The fire may not be visible just yet, but the smoke is clearly rising around President Moshe Katsav. More and more young women - at least seven and, by some estimates, 10 - have come forward with serious allegations against Katsav of sexual misconduct, harassment and even rape.
While every citizen is entitled to be presumed innocent until proven guilty, the dark cloud hanging over the man and the office he represents does not look like dissipating any time soon.
The whole sordid scandal is eerily reminiscent of another president with a penchant for pretty young things, Bill Clinton. Though Clinton was impeached, he ultimately escaped conviction. But his affair with Monica Lewinsky provided - along with marvelous material for every comic, pundit and late-night talk show host on the planet - one of the sleaziest chapters in American presidential history.
As happens in most of these cases Clinton was a repeat offender before Monica, having already been involved in lurid peccadilloes with Gennifer (you don't send me) Flowers and Paula (me and Mrs.) Jones that lit up the tabloids for months on end.
It's hard to say which was worse: Clinton's moral turpitude, or the willingness of the American public, particularly the women who remained dazzled by Bill's charm and good looks, to let the whole thing slide. In any case, the combination left an ugly stain on the presidency.
CLINTON AND Katsav, one fears, share two primary features. Both show a willingness to risk their political careers, reputations and places in history in order to satisfy a momentary physical urge and test the limits of just how far a leader can go in defiance of all the rules of proper conduct. They display a singular type of hutzpa that is not uncommon among people in high places; it's almost as if they were daring the world to try and stop them from doing whatever their heart - or other organ - desires.
Yet more frightening than that, I think, is their inability - proven in Clinton's case, feared in Katsav's - to 'fess up to the truth and admit that they have acted amiss, even when caught in the proverbial act.
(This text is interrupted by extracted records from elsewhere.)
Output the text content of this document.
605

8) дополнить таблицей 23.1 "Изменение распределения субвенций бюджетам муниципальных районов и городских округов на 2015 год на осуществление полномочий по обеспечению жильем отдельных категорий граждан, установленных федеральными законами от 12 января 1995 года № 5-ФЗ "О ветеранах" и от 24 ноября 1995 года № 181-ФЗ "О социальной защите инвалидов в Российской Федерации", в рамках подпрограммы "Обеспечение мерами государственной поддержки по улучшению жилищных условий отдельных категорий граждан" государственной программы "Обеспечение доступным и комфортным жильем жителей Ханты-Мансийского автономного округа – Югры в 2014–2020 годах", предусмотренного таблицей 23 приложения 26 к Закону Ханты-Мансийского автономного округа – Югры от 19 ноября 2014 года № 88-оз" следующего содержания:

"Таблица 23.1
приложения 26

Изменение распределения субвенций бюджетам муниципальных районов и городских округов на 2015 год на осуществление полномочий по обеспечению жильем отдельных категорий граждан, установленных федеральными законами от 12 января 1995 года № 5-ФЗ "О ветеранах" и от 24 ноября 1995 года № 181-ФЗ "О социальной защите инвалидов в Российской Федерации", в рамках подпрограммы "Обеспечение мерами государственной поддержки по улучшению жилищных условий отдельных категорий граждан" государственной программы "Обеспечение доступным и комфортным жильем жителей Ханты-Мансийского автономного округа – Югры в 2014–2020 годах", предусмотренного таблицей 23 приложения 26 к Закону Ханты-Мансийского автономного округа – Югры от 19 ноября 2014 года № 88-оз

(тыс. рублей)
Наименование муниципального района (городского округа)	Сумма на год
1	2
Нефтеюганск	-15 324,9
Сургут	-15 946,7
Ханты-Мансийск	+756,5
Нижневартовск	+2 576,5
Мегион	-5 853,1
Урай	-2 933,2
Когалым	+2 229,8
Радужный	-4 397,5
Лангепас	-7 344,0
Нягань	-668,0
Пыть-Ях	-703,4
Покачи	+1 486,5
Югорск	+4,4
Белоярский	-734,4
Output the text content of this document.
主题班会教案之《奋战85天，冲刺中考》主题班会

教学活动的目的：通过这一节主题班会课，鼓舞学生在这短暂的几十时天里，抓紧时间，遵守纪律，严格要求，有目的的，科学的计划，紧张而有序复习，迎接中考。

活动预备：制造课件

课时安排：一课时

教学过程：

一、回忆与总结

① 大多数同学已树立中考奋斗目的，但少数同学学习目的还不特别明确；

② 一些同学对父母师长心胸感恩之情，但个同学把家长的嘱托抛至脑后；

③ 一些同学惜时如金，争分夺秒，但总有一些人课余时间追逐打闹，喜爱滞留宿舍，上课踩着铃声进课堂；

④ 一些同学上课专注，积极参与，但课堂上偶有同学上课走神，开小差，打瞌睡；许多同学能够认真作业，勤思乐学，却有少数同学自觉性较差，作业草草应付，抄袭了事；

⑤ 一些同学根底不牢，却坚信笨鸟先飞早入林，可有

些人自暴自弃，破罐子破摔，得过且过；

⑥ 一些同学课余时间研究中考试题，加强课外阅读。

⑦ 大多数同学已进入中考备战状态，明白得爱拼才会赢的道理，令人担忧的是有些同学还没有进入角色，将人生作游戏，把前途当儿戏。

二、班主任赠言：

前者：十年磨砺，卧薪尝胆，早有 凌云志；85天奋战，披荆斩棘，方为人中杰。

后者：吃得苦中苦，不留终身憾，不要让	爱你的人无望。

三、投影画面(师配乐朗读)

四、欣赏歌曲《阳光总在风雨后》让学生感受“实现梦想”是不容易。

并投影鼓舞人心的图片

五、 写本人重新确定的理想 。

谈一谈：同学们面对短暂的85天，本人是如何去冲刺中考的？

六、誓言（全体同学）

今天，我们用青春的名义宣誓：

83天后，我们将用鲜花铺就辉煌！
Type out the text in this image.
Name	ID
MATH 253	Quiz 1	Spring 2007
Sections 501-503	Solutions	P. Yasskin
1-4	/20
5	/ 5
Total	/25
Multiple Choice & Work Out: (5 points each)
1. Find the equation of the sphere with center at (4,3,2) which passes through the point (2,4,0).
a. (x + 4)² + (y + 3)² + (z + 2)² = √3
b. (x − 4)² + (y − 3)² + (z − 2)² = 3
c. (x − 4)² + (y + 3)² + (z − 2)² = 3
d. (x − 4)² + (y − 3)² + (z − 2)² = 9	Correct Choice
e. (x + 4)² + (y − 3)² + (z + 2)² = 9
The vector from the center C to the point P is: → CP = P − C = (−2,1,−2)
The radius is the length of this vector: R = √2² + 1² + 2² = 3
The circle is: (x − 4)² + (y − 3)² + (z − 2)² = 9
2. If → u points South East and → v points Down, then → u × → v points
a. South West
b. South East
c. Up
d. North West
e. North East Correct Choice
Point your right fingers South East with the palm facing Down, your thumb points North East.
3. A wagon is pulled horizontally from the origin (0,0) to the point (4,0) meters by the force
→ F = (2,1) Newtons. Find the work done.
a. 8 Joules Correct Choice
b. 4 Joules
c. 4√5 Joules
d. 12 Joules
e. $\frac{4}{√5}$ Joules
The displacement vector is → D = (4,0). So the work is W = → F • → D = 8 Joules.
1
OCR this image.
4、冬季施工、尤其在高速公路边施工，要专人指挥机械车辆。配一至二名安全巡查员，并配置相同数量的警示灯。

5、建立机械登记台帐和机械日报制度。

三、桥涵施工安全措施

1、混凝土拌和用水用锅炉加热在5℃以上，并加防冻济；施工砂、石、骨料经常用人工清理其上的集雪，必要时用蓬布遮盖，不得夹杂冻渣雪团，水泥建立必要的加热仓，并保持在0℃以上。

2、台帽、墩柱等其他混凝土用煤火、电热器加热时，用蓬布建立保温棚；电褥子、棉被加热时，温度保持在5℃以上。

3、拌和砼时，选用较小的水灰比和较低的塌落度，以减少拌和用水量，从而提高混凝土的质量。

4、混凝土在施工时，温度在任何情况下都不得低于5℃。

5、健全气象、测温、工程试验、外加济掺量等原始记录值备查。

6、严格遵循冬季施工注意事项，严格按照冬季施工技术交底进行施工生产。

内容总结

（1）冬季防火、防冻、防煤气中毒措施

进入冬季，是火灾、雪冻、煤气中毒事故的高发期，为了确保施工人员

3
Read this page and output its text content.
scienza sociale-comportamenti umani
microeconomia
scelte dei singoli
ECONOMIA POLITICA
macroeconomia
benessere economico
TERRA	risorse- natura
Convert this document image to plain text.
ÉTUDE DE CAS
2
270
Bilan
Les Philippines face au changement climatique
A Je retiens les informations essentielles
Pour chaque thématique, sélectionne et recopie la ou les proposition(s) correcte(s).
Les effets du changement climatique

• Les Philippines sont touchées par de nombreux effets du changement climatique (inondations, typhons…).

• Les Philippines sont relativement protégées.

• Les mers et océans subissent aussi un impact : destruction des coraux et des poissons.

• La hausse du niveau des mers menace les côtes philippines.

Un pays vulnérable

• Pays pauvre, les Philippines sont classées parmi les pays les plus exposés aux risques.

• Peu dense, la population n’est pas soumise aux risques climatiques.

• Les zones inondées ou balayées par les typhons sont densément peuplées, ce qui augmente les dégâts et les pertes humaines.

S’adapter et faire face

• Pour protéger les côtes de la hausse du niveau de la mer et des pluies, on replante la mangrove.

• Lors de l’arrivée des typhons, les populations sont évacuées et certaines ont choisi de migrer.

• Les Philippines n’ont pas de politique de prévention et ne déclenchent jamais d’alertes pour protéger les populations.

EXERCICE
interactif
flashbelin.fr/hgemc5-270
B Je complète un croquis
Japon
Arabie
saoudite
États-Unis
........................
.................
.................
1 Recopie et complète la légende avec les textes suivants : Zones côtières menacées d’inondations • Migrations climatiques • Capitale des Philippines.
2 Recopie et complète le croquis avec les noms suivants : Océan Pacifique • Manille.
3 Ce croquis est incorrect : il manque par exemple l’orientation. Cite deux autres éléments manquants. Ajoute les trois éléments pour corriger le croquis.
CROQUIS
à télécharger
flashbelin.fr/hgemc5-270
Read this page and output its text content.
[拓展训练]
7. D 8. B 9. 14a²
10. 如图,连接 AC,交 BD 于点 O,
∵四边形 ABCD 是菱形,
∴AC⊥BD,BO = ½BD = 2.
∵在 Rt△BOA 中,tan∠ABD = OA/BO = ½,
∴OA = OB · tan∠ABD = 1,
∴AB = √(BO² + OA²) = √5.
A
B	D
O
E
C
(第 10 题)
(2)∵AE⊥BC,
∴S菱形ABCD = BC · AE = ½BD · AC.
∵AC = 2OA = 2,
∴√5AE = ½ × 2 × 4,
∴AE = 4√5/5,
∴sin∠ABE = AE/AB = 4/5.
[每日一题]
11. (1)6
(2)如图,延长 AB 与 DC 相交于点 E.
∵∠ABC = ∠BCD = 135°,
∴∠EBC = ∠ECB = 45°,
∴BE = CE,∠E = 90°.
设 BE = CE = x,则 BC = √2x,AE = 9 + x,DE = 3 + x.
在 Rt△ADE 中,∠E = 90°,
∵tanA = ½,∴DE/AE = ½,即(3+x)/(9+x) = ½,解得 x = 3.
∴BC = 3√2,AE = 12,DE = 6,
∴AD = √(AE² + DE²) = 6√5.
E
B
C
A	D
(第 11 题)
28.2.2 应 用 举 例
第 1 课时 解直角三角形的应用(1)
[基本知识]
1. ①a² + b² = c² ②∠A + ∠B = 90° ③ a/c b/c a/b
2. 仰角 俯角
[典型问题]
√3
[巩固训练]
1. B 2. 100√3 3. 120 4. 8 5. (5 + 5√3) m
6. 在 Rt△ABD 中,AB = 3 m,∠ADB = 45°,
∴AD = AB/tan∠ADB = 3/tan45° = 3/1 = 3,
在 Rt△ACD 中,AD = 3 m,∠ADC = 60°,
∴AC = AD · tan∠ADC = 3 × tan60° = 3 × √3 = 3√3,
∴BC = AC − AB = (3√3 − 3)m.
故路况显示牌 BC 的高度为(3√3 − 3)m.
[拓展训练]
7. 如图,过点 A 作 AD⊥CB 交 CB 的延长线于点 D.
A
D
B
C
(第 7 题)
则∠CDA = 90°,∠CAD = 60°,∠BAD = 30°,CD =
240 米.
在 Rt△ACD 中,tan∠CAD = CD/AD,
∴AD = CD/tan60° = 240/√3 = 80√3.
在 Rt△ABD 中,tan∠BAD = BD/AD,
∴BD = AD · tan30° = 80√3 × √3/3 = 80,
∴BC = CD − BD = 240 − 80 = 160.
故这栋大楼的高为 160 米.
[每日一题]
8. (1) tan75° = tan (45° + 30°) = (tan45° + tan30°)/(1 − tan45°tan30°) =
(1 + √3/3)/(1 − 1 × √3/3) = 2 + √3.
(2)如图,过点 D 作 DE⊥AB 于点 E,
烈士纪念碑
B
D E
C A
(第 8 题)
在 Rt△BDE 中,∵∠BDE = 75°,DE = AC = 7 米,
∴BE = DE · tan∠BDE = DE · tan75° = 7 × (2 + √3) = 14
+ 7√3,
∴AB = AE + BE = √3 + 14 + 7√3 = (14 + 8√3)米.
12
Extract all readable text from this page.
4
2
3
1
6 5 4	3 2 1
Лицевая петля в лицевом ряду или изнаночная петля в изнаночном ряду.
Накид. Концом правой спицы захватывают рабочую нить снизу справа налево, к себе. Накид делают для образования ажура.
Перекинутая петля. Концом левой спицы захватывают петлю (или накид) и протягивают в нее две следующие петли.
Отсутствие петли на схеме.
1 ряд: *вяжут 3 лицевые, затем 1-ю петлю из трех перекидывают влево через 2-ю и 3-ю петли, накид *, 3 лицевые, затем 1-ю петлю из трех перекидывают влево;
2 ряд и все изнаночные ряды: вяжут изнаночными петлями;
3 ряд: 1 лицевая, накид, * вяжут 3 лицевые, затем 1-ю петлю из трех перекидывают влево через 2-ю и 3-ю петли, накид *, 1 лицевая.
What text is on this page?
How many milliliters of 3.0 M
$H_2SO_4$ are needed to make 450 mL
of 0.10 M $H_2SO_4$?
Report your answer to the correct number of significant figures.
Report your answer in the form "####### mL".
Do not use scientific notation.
Clinton's straight-faced lie to the cameras, before millions of people - "I did not have sex with that woman" - displayed an arrogance and bravado more appropriate for banana-republic dictators than for leaders of the free world. And even though Katsav is yet to be legally charged, his stubborn refusal to either leave office or step aside until the episode is resolved bespeaks an inflated personality that considers itself above the nation he was appointed to serve.
WHILE THE loveliest three words in the English language may be "I love you," the most difficult three words to utter - particularly in Israel - are "I was wrong." It is so much easier to pass the buck, play the blame game, and rationalize away our miscues and misbehavior than it is to take responsibility for our actions.
But as we know from our Yom Kippur liturgy, repentance and rehabilitation begin with an admission of guilt, with the breast-beating confession that we are human, and so we err and make mistakes.
As long as a person maintains his innocence and refuses to face his failings he cannot start on the road to correction and self-improvement. His sins and self-destructive behavior - be it alcoholism, abuse of a spouse or amorous adventurism - will remain firmly in place.
That is why the 3-step program of the sages - which hopefully results in sincere regret and abandonment of the sin - always begins with vidui, the painful acknowledgement that we have fallen short of what God and society expect of us.
The first three kings of Israel - Saul, David and Solomon - committed grievous sins and were reprimanded by the prophet and by God Himself (tellingly, two of the three sins involved illicit liaisons with women).
Yet while Saul and Solomon were ignominiously stripped of their kingships, David remained on his throne and became the rightful progenitor of all future kings.
The reason? Saul blamed the people for his transgression, while Solomon was silent and unresponsive when confronted by God. David, however, listened to the charges presented against him and responded, Hatati l'Hashem - "I have sinned before God."
That moment of sincere contrition was sufficient to elicit Divine forgiveness and salvation.
On Yom Kippur we mimic the angels by abstaining, as they do, from all manner of physical indulgences. But Yom Kippur is the exception that proves the rule; we were created as mortals, not as angels.
It is no sin to be human, nor any shame in admitting our shortcomings. Our leaders must accept that they, too, are not perfect, and come clean in humble admission of their sins.
Rather than sullying their careers, the truth may just make out of them the leaders they aspire to be.